No doubt the training is rigorous, the cold is severe, and the stress is beyond what most people have ever imagined. But it typically isn’t the biggest, strongest, “toughest” guys that get to call themselves Navy SEALs. It’s always the guys who wanted it the most, the ones with the greatest mental toughness, the ones who were willing to pay the price to earn the right to be part of the world’s most elite commando unit. In fact, the SEALs like it this way and simply view the attrition rate as a weeding process where the people who aren’t really ready for the task filter themselves out. During Special Operations training, candidates are subjected to a brutally rigorous battery of physical and mental challenges. But one thing Navy SEALs will tell you is that pain does not stop the body. They echo the fact that there’s nothing that can hurt so bad that will stop you from pushing just a little bit more. In fact, the pain and stress forces you to break your life down into small, measurable goals, which you can celebrate, albeit not for long. Simply making it to breakfast on the second week without quitting is an admirable goal. Sometimes you have to celebrate the last step you took on a long run, the last stroke on a long swim, or the next freezing cold wave that ran across your body. These small milestones help prepare you for the next one.
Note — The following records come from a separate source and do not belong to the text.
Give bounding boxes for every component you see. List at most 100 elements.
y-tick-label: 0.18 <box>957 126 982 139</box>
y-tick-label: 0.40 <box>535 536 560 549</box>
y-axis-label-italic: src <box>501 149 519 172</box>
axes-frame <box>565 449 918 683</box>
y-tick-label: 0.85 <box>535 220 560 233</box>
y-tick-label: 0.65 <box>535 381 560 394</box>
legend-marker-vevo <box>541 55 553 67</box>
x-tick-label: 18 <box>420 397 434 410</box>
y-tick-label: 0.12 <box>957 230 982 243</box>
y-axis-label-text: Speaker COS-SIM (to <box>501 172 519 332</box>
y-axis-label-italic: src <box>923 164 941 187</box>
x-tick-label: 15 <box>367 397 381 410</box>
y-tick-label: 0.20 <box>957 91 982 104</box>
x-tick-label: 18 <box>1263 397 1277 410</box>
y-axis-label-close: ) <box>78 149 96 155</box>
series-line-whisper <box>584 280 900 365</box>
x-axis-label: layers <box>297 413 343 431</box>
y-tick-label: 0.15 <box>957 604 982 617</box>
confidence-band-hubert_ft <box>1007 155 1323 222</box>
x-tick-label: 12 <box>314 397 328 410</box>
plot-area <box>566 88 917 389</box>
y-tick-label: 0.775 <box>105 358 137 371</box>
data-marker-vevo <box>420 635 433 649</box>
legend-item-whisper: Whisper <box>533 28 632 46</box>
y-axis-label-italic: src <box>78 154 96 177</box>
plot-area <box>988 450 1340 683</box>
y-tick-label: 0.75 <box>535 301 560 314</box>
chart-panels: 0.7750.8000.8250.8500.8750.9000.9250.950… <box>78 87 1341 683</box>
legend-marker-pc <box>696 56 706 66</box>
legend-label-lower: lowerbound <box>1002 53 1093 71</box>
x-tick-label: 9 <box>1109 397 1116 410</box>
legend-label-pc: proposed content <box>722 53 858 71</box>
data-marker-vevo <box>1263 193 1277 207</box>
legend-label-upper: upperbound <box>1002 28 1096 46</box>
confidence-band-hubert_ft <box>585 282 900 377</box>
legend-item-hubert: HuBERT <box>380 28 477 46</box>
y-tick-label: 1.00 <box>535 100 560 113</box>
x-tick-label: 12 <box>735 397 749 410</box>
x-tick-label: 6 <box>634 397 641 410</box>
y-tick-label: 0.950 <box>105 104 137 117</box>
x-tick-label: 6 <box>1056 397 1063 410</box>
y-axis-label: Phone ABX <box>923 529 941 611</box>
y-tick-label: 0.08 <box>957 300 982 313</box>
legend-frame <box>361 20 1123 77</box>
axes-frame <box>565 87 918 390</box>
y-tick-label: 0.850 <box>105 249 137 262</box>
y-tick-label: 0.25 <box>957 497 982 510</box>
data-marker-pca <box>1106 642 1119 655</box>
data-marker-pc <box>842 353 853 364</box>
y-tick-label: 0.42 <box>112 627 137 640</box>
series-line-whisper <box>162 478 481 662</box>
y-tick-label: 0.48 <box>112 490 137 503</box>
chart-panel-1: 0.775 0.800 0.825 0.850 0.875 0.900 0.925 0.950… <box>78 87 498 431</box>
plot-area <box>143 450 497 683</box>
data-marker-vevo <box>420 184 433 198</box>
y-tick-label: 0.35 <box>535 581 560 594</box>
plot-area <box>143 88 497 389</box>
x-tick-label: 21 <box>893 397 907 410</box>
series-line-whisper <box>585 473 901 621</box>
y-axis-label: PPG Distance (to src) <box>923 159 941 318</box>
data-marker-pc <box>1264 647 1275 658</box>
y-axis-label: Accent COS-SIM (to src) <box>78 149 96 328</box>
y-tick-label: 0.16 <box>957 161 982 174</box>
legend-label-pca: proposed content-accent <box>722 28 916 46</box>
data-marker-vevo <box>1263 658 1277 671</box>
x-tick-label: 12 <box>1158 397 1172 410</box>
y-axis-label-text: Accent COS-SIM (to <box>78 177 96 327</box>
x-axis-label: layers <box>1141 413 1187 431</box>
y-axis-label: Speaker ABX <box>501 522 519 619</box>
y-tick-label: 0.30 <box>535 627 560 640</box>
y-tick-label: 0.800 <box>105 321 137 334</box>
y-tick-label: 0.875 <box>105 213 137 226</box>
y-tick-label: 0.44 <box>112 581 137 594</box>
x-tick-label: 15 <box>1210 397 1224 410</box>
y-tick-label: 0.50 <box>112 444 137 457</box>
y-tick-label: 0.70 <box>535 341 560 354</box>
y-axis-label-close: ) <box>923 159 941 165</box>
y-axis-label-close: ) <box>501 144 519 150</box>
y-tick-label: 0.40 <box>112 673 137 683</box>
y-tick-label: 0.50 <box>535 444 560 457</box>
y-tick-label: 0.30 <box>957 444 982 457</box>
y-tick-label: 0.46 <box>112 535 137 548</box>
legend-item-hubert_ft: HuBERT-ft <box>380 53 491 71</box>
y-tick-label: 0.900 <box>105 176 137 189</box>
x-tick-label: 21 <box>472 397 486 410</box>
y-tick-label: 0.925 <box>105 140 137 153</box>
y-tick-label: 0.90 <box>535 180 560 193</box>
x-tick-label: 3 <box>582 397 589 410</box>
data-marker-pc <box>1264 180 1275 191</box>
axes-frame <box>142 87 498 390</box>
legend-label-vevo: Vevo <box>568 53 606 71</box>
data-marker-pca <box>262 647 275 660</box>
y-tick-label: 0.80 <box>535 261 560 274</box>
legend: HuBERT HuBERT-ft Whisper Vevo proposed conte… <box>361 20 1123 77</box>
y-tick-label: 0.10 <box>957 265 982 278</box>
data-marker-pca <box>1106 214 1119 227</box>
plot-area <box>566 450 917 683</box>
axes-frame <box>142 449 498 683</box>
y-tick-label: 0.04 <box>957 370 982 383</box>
Inevitably, everyone hits a rock bottom point where they just feel like they can’t go any further. And for most, this is where they humbly bow out. Many feel disappointed in themselves, but just couldn’t punish themselves anymore and are glad that the pain is finally over.

But the ones who make it beyond the pain devise an ingenious loophole. They know that if your body simply can’t tolerate the pain, the instructors won’t hold it against you. Lots of guys try to push themselves so hard that they pass out, knowing that they’ll get to lie face down in the dirt for a few minutes until the medics come in and revive them. Surprisingly, they worked harder and pushed themselves further. They’d keep going and going and eventually just work through the pain. Passing out from exertion was acceptable, quitting was not. A lot of guys would hit bottom one day, and think they could finally reach their breaking point if only they pushed a little bit harder. But it never worked. The agony would only increase. But so would their capacity to keep going. Pain, in other words, never actually broke their bodies.

The truth is that they didn’t know what they were actually capable of, so they just kept going, and eventually realized that they can do more than they ever thought possible. They also realize that when they wanted to say “I can’t” they were really saying “I don’t want to”.